O mercado global de petróleo reagiu com força nesta sexta-feira (17) após o Irã indicar que pretende reabrir o estratégico Estreito de Ormuz. A notícia provocou uma queda acentuada nos preços da commodity, com o barril do tipo Brent voltando à faixa dos US$ 86, nível que não era visto há mais de um mês.
Apesar da reação imediata dos mercados, especialistas alertam que a retomada do tráfego marítimo na região deve ocorrer de forma lenta e cercada de incertezas.
De acordo com informações divulgadas pela agência Reuters, um alto funcionário iraniano afirmou que embarcações comerciais — inclusive dos Estados Unidos — poderão voltar a circular pelo estreito. No entanto, as operações dependeriam de coordenação com a Guarda Revolucionária Islâmica do país.
Para analistas, essa condição limita o alcance da medida. Como destacou James Reilly, da Capital Economics: “A abertura do estreito de Ormuz é um importante passo para normalizar o trânsito pela via navegável. Mas a reabertura é limitada em escopo”.
Na mesma linha, Carsten Brzeski, do ING, ressaltou que ainda há dúvidas sobre a disposição das empresas em retomar as rotas: “A questão é se, mesmo que o Irã afirme abrir o estreito, as embarcações realmente ousarão passar.”
Empresas ainda seguem cautelosas
Gigantes do transporte marítimo seguem avaliando os riscos antes de retomar operações. A Hapag-Lloyd, uma das maiores do setor, afirmou que ainda evita utilizar a rota e que qualquer decisão dependerá da evolução do cenário.
Especialistas reforçam que o anúncio iraniano não significa, necessariamente, uma liberação plena da navegação. Como alertou o pesquisador Martin Navias, isso não equivale à liberdade total de circulação.
Dados do setor mostram que o impacto do conflito foi severo. Desde o fim de fevereiro, cerca de 200 navios cruzaram o estreito — número muito inferior à média anterior à guerra, de aproximadamente 140 embarcações por dia.
Além disso, centenas de navios chegaram a ficar retidos no Golfo Pérsico durante o período mais crítico da tensão.
Petróleo despenca e afeta ações
A sinalização de reabertura derrubou rapidamente os preços do petróleo ao longo do dia. O Brent, que chegou a operar próximo de US$ 99 nas primeiras horas da manhã, passou a cair com intensidade após novas declarações políticas e atingiu mínimas próximas de US$ 86.
O petróleo WTI, referência nos Estados Unidos, seguiu o mesmo movimento, recuando para cerca de US$ 80.
No Brasil, a queda da commodity impactou diretamente as ações do setor:
- Petrobras recuou mais de 5%
- Prio teve perdas próximas de 7%
- PetroRecôncavo e Brava também registraram queda
Além do anúncio iraniano, investidores acompanham possíveis negociações entre Estados Unidos e Irã, previstas para o fim de semana. Há uma percepção crescente de que um acordo pode avançar nas próximas semanas, ainda que o cenário permaneça instável.

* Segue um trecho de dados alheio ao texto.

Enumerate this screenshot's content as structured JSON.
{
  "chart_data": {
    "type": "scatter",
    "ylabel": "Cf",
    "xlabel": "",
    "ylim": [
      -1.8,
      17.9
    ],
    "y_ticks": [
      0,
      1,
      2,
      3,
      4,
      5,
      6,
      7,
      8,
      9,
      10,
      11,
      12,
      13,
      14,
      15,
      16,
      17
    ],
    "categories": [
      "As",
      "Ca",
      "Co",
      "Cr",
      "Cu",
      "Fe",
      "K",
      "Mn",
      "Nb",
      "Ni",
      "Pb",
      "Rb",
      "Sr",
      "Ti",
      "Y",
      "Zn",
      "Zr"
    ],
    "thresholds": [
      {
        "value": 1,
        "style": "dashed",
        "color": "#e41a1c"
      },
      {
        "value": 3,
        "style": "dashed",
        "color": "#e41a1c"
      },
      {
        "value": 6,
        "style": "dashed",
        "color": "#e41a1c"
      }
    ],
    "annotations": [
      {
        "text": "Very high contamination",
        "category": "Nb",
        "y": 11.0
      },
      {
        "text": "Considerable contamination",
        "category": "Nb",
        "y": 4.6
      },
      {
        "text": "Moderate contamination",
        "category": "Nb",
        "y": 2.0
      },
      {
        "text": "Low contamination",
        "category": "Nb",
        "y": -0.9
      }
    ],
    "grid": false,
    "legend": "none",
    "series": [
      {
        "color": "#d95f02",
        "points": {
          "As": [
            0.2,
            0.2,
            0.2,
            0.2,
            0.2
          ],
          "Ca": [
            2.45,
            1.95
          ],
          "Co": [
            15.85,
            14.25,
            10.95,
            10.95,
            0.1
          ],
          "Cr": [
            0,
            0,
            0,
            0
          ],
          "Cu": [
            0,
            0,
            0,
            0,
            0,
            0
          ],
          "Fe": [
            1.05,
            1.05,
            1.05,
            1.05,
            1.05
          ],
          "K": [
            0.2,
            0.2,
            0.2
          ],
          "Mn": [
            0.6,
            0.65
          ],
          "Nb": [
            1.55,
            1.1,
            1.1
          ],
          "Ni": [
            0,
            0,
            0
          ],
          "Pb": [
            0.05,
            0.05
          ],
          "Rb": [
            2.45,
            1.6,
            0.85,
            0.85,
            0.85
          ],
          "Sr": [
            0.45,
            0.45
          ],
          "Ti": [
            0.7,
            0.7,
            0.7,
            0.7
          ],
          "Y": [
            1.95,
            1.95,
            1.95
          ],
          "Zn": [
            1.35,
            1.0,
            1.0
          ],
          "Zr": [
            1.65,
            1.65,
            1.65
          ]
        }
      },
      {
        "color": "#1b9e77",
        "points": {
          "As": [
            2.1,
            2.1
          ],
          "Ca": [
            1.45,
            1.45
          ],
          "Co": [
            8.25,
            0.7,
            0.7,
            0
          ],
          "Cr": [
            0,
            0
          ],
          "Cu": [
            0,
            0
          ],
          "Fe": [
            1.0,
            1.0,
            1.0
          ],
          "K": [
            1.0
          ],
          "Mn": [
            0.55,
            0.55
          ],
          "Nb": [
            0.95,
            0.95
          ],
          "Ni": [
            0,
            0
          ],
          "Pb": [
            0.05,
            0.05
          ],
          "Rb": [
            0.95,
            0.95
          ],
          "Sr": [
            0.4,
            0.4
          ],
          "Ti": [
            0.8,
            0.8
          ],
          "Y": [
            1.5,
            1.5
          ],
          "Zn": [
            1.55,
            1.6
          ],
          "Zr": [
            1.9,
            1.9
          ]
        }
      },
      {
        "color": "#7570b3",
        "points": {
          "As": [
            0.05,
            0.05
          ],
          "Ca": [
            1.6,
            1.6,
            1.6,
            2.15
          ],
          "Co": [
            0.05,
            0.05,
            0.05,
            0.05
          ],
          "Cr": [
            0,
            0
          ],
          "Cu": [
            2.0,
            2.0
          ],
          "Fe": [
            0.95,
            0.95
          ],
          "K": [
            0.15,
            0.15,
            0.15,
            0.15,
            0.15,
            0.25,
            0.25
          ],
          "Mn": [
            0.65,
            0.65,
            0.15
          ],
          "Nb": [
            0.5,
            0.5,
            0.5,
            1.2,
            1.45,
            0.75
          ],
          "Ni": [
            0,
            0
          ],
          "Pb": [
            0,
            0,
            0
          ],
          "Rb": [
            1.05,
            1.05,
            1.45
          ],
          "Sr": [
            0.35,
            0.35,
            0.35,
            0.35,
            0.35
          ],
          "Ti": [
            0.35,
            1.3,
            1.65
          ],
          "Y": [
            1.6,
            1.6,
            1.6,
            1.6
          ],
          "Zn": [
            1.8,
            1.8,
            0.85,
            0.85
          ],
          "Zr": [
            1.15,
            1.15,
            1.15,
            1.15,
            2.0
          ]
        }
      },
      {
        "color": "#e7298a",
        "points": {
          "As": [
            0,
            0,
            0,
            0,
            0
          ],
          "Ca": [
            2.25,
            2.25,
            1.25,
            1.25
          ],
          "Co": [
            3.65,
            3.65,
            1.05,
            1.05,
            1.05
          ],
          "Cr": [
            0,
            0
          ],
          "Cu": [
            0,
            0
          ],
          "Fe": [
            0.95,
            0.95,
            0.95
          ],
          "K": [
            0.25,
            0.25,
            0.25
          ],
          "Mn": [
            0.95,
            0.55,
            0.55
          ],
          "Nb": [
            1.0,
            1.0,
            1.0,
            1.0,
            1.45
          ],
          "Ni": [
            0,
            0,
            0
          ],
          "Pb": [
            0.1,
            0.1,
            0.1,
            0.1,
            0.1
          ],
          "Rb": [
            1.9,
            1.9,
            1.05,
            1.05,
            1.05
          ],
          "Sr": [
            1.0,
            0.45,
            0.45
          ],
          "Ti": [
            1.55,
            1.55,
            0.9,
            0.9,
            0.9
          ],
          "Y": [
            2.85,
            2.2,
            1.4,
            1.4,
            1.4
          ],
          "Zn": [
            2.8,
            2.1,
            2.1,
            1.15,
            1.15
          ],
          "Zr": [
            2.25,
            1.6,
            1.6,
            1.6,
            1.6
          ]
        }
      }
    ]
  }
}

O ex-presidente Donald Trump chegou a comentar a decisão iraniana de forma positiva, aumentando o otimismo do mercado.
Apesar do alívio momentâneo, o ambiente segue marcado por incertezas geopolíticas. Tensões recentes envolvendo Israel e Líbano, além de episódios militares na região, mostram que o equilíbrio ainda é frágil.
O Estreito de Ormuz segue sendo um ponto crítico para a economia global — por ele passa cerca de 20% de todo o petróleo e gás do mundo. Qualquer instabilidade na região tem potencial de gerar impactos relevantes nos preços, no comércio internacional e até em cadeias produtivas, como fertilizantes e combustíveis.
Enquanto as bolsas europeias fecharam em alta, impulsionadas pelo alívio nos preços da energia, os mercados asiáticos registraram quedas. Nos Estados Unidos, os principais índices operavam em alta, refletindo o otimismo com uma possível redução das tensões.
Ainda assim, analistas destacam que o comportamento dos mercados dependerá de novos desdobramentos — especialmente da evolução do conflito e da confirmação de um cessar-fogo mais duradouro.